Myocardial Infarction (MI)
MI is ischemic myocardial necrosis as a result of an abrupt reduction in the coronary blood flow to a segment of myocardium, usually due to a thrombotic occlusion of a coronary artery previously narrowed by atherosclerosis. MI is associated with a 30% mortality rate and 50% pre-hospital deaths. Early diagnosis and treatment during the first 30-60 min of onset is crucial to save life!
Acute Coronary Syndrome (ACS)
ACS refers to any group of symptoms attributed to obstruction of the coronary arteries. ACS usually occurs as a result of one of three conditions: EKG/ECG ST-elevation myocardial infarction (30%), non-ST-elevation myocardial infarction (25%), or unstable angina (38%).
It is difficult to determine the precise etiology from its history and physical examination alone. The risk factors for ACS are the same as for CAD.

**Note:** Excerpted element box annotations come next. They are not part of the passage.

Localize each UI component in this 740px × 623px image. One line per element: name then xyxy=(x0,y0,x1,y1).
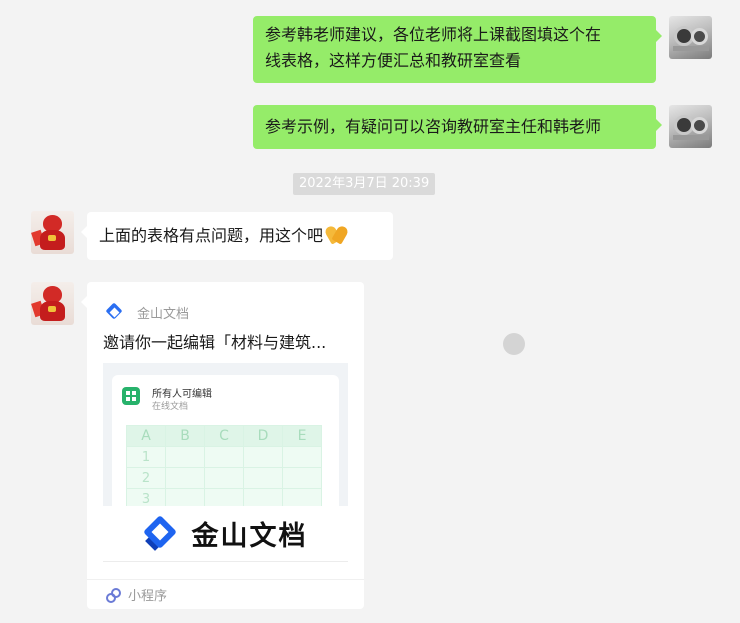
row-number: 1 xyxy=(126,446,166,468)
folded-hands-emoji-icon xyxy=(323,224,350,245)
mini-program-card[interactable]: 金山文档 邀请你一起编辑「材料与建筑... 所有人可编辑 在线文档 A B C … xyxy=(81,282,364,609)
kingsoft-logo-icon xyxy=(142,514,180,552)
my-avatar[interactable] xyxy=(669,16,712,59)
message-text: 上面的表格有点问题，用这个吧 xyxy=(99,226,324,245)
spreadsheet-icon xyxy=(122,387,140,405)
sheet-preview: 所有人可编辑 在线文档 A B C D E 1 2 3 xyxy=(112,375,339,506)
contact-avatar[interactable] xyxy=(31,282,74,325)
sheet-permission: 所有人可编辑 xyxy=(152,389,212,400)
contact-avatar[interactable] xyxy=(31,211,74,254)
message-line: 参考韩老师建议，各位老师将上课截图填这个在 xyxy=(265,25,602,44)
card-title: 邀请你一起编辑「材料与建筑... xyxy=(103,333,327,352)
mini-program-label: 小程序 xyxy=(128,589,168,604)
card-brand: 金山文档 xyxy=(103,506,348,562)
message-timestamp: 2022年3月7日 20:39 xyxy=(293,173,436,195)
card-source: 金山文档 xyxy=(105,302,190,322)
sent-message-1[interactable]: 参考韩老师建议，各位老师将上课截图填这个在 线表格，这样方便汇总和教研室查看 xyxy=(253,16,662,83)
mini-program-icon xyxy=(105,587,121,603)
column-header: D xyxy=(243,425,283,447)
row-number: 2 xyxy=(126,467,166,489)
kingsoft-docs-icon xyxy=(105,302,123,321)
message-line: 线表格，这样方便汇总和教研室查看 xyxy=(265,51,522,70)
column-header: A xyxy=(126,425,166,447)
brand-name: 金山文档 xyxy=(191,521,308,552)
message-text: 参考示例，有疑问可以咨询教研室主任和韩老师 xyxy=(265,117,602,136)
card-footer: 小程序 xyxy=(87,579,364,609)
sheet-grid: A B C D E 1 2 3 xyxy=(126,425,322,506)
chat-window: 参考韩老师建议，各位老师将上课截图填这个在 线表格，这样方便汇总和教研室查看 参… xyxy=(0,0,740,623)
my-avatar[interactable] xyxy=(669,105,712,148)
column-header: B xyxy=(165,425,205,447)
card-preview-image: 所有人可编辑 在线文档 A B C D E 1 2 3 xyxy=(103,363,348,506)
column-header: E xyxy=(282,425,322,447)
column-header: C xyxy=(204,425,244,447)
sent-message-2[interactable]: 参考示例，有疑问可以咨询教研室主任和韩老师 xyxy=(253,105,662,149)
sheet-doc-type: 在线文档 xyxy=(152,402,189,412)
received-message-1[interactable]: 上面的表格有点问题，用这个吧 xyxy=(81,212,393,260)
loading-indicator xyxy=(503,333,525,355)
row-number: 3 xyxy=(126,488,166,506)
card-source-name: 金山文档 xyxy=(137,306,190,322)
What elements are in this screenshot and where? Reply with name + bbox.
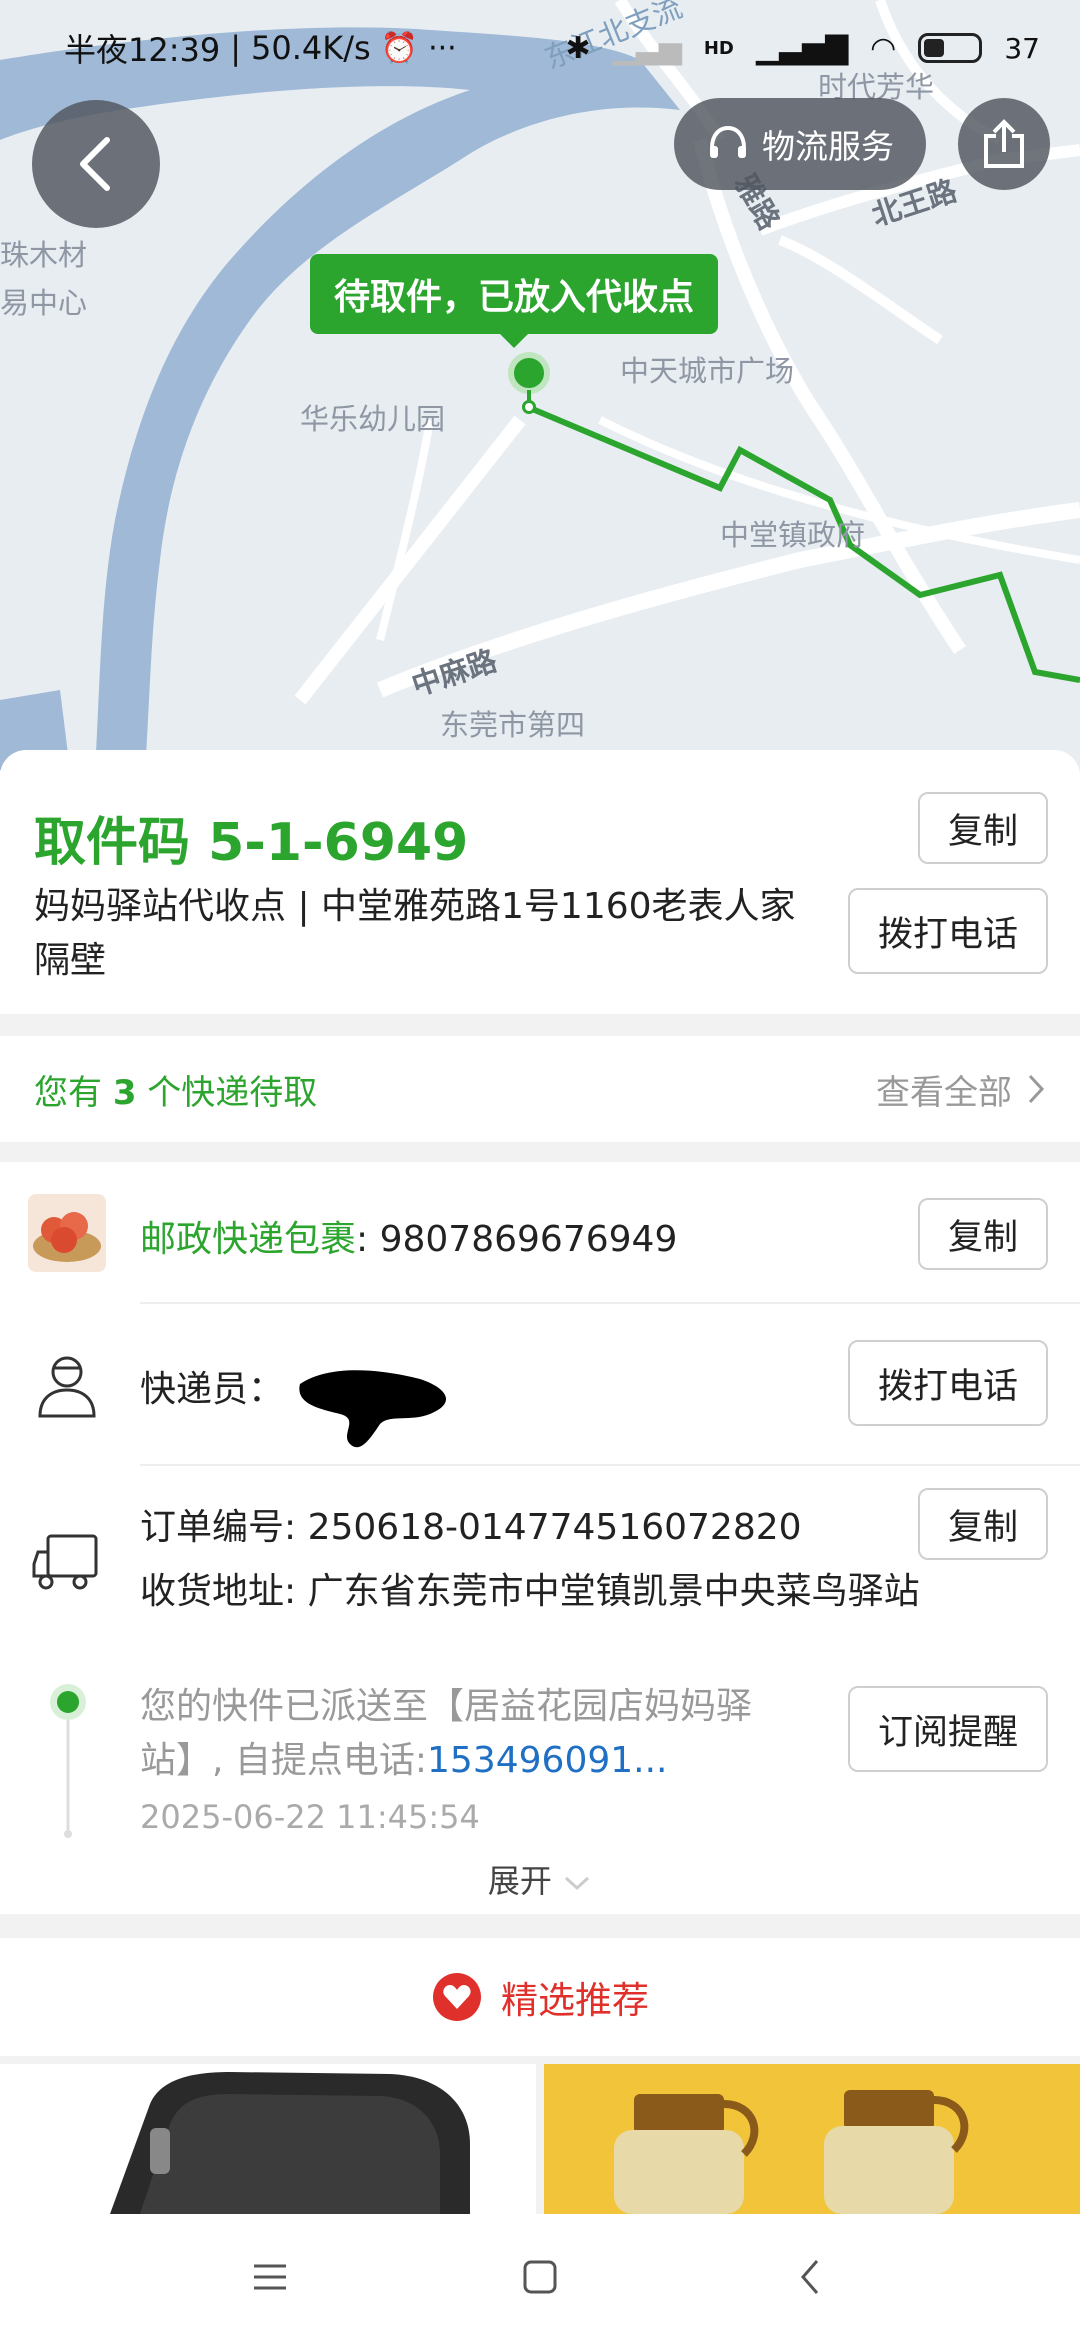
status-separator: | [230,29,242,67]
subscribe-reminder-button[interactable]: 订阅提醒 [848,1686,1048,1772]
courier-row: 快递员： 拨打电话 [0,1304,1080,1466]
home-square-icon [523,2260,557,2294]
more-dots-icon: ··· [428,30,457,66]
pending-count: 3 [112,1072,137,1113]
truck-icon [32,1534,98,1590]
recommend-title: 精选推荐 [501,1979,649,2022]
person-icon [38,1356,96,1418]
hd-badge: HD [703,37,734,59]
redaction-scribble [299,1370,447,1448]
courier-icon [28,1346,106,1424]
battery-icon [918,33,983,63]
parcel-info: 邮政快递包裹: 9807869676949 [140,1210,677,1262]
timeline-dot-icon [50,1684,86,1838]
share-button[interactable] [958,98,1050,190]
product-grid [0,2064,1080,2214]
chevron-down-icon [565,1876,590,1891]
bluetooth-icon: ✱ [565,30,591,66]
order-row: 订单编号: 250618-014774516072820 收货地址: 广东省东莞… [0,1466,1080,1650]
nav-back-button[interactable] [785,2252,835,2302]
pickup-code: 取件码 5-1-6949 [34,813,469,873]
map-label-kindergarten: 华乐幼儿园 [300,402,446,436]
map-view[interactable]: 东江北支流 时代芳华 北王路 珠木材 易中心 中天城市广场 华乐幼儿园 中堂镇政… [0,0,1080,770]
product-card[interactable] [544,2064,1080,2214]
map-label-town-gov: 中堂镇政府 [720,518,866,552]
tracking-number: : 9807869676949 [356,1219,678,1260]
status-speed: 50.4K/s [251,29,371,67]
pickup-phone-link[interactable]: 153496091... [427,1740,667,1781]
expand-label: 展开 [487,1862,552,1900]
timeline-message: 您的快件已派送至【居益花园店妈妈驿站】, 自提点电话:153496091... [140,1680,800,1788]
courier-label: 快递员： [140,1369,285,1410]
back-arrow-icon [801,2260,819,2294]
expand-toggle[interactable]: 展开 [0,1856,1080,1902]
pending-parcels-bar[interactable]: 您有 3 个快递待取 查看全部 [0,1036,1080,1142]
peach-image-icon [33,1212,101,1262]
product-image-oil-bottles [544,2064,1080,2214]
pickup-card: 取件码 5-1-6949 妈妈驿站代收点 | 中堂雅苑路1号1160老表人家隔壁… [0,750,1080,1014]
map-label-zhongtian: 中天城市广场 [620,354,795,388]
map-label-center: 易中心 [0,286,88,320]
truck-icon-wrap [28,1522,106,1600]
signal-weak-icon: ▁▃▅ [612,30,682,66]
share-icon [984,119,1024,168]
chevron-right-icon [1028,1074,1045,1104]
call-courier-button[interactable]: 拨打电话 [848,1340,1048,1426]
timeline-row[interactable]: 您的快件已派送至【居益花园店妈妈驿站】, 自提点电话:153496091... … [0,1670,1080,1850]
headset-icon [710,125,746,158]
location-pin-icon[interactable] [508,352,550,394]
menu-icon [254,2264,286,2290]
logistics-service-button[interactable]: 物流服务 [674,98,926,190]
view-all-label: 查看全部 [876,1072,1012,1113]
product-image-device [110,2072,470,2214]
logistics-service-label: 物流服务 [762,127,894,166]
call-station-button[interactable]: 拨打电话 [848,888,1048,974]
delivery-address: 收货地址: 广东省东莞市中堂镇凯景中央菜鸟驿站 [140,1571,920,1612]
wifi-icon: ◠ [870,30,897,66]
parcel-thumbnail [28,1194,106,1272]
heart-badge-icon [433,1973,481,2021]
pending-prefix: 您有 [34,1072,113,1113]
parcel-row: 邮政快递包裹: 9807869676949 复制 [0,1162,1080,1304]
status-bar: 半夜12:39 | 50.4K/s ⏰ ··· ✱ ▁▃▅ HD ▁▃▅▇ ◠ … [0,0,1080,96]
product-card[interactable] [0,2064,536,2214]
view-all-link[interactable]: 查看全部 [876,1065,1046,1114]
order-number: 订单编号: 250618-014774516072820 [140,1507,802,1548]
carrier-name: 邮政快递包裹 [140,1219,357,1260]
status-time: 半夜12:39 [64,31,221,69]
location-pin-foot [522,400,536,414]
pickup-address: 妈妈驿站代收点 | 中堂雅苑路1号1160老表人家隔壁 [34,886,796,981]
recommend-header: 精选推荐 [0,1938,1080,2056]
battery-level: 37 [1004,31,1040,65]
parcel-detail-card: 邮政快递包裹: 9807869676949 复制 快递员： 拨打电话 订单编号:… [0,1162,1080,1914]
system-nav-bar [0,2214,1080,2340]
map-label-mucai: 珠木材 [0,238,88,272]
map-label-school: 东莞市第四 [440,708,586,742]
pin-status-bubble: 待取件，已放入代收点 [310,254,719,348]
timeline-time: 2025-06-22 11:45:54 [140,1798,480,1836]
pending-suffix: 个快递待取 [136,1072,318,1113]
copy-tracking-button[interactable]: 复制 [918,1198,1048,1270]
copy-order-button[interactable]: 复制 [918,1488,1048,1560]
signal-icon: ▁▃▅▇ [755,30,849,66]
chevron-left-icon [80,137,110,191]
pending-count-text: 您有 3 个快递待取 [34,1065,876,1114]
copy-code-button[interactable]: 复制 [918,792,1048,864]
nav-home-button[interactable] [515,2252,565,2302]
back-button[interactable] [32,100,160,228]
nav-menu-button[interactable] [245,2252,295,2302]
alarm-icon: ⏰ [380,30,419,66]
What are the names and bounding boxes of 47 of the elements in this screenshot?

Diagnostic guidelines for ACS
1. The most common symptom prompting diagnosis of ACS is pressure-like chest pain (> 30 min with infarction), often radiating to the left arm, and associated with anxiety, nausea, and diaphoresis.
2. Lab diagnosis: (1) EKG/ECG is abnormal immediately at onset of typical chest pain. ST-T elevation progresses to Q-waves or left branch block over up to 7 days. (2) Abnormal myoglobin starts 1-4 hours after chest pain and lasts 1-2 days; CK-MB starts 4-6 hours and lasts 3 days; troponin starts 2-4 hours and lasts 7-10 days. Troponin cannot distinguish a reinfarction occurring several days after the first onset. Renal inefficiency can result in a false increase in troponin.
3. Reinfarction: If a patient presents with a new chest pain within a few days of the first infarction or attack, perform an ECG to detect new ST segment abnormalities. Elevated CK-MB levels after several days indicate new infarction.
Therapeutic guidelines for ACS
1. All patients with an ACS should receive a P2Y12 inhibitor. For patients undergoing an invasive approach, either prasugrel or ticagrelor has been preferred to clopidogrel.
2. ST-elevation MI: Oxygen, aspirin and beta1 blockers should be started ASAP for best benefits. Primary percutaneous cornorary intervention (PCI) within 90 min of first medical contact is the goal. Thrombolysis within 30 min in hospital and 6-12 hours of onset of symptoms reduces mortality.
3. Post-MI take-home medications: Aspirin (or clopidogrel if aspirin-intolerant), beta1 blockers (metoprolol), ACE-inhibitors (or ARB—angiotensin-R blockers if cough-persistent), and statins.
4. Glycoprotein IIb/IIIa inhibitors (abciximab, tirofiban, eptifibatide): Useful in ACS with ST depression (non-ST elevation MI) and patients to undergo angioplasty and stenting. tPA is beneficial only with ST elevation MI. Heparin is best for non-ST elevation MI.
5. In non-ST elevation ACS, if patient is not better (persistent pain, S3 gallop, worse ECG changes, and rising troponin levels) after using all given medications, urgent angiography and possibly angioplasty (PCI) should be performed.
6. The most common cause of death is ventricular arrhythmia—tachycardia and fibrillation. Always get ready to perform immediate electrical cardioversion or defibrillation.
Contraindications: Do not use any“prophylactic antiarrhythmic medications for ventricular tachycardia or fibrillation” because it increases the risk of ventricular arrhythmia and mortality.
Do not use nitrates and sildenafil together, to avoid severe vascular complications (e.g.,hypotension).
Post-MI impotence: Erection problem is mostly due to anxiety. Sexual activity can be recovered when the patient is asymptomatic.
Plus: What is metabolic syndrome (Insulin resistance syndrome)?
It refers to any combination of hyperglycemia, hyperlipidemia, hyperuricemia, or/and hypertension ("a 4-High Cluster"). This syndrome associated genetic predisposition, lack of exercise, and body fat distribution increase the risk of developing diabetes and cardiovascular diseases.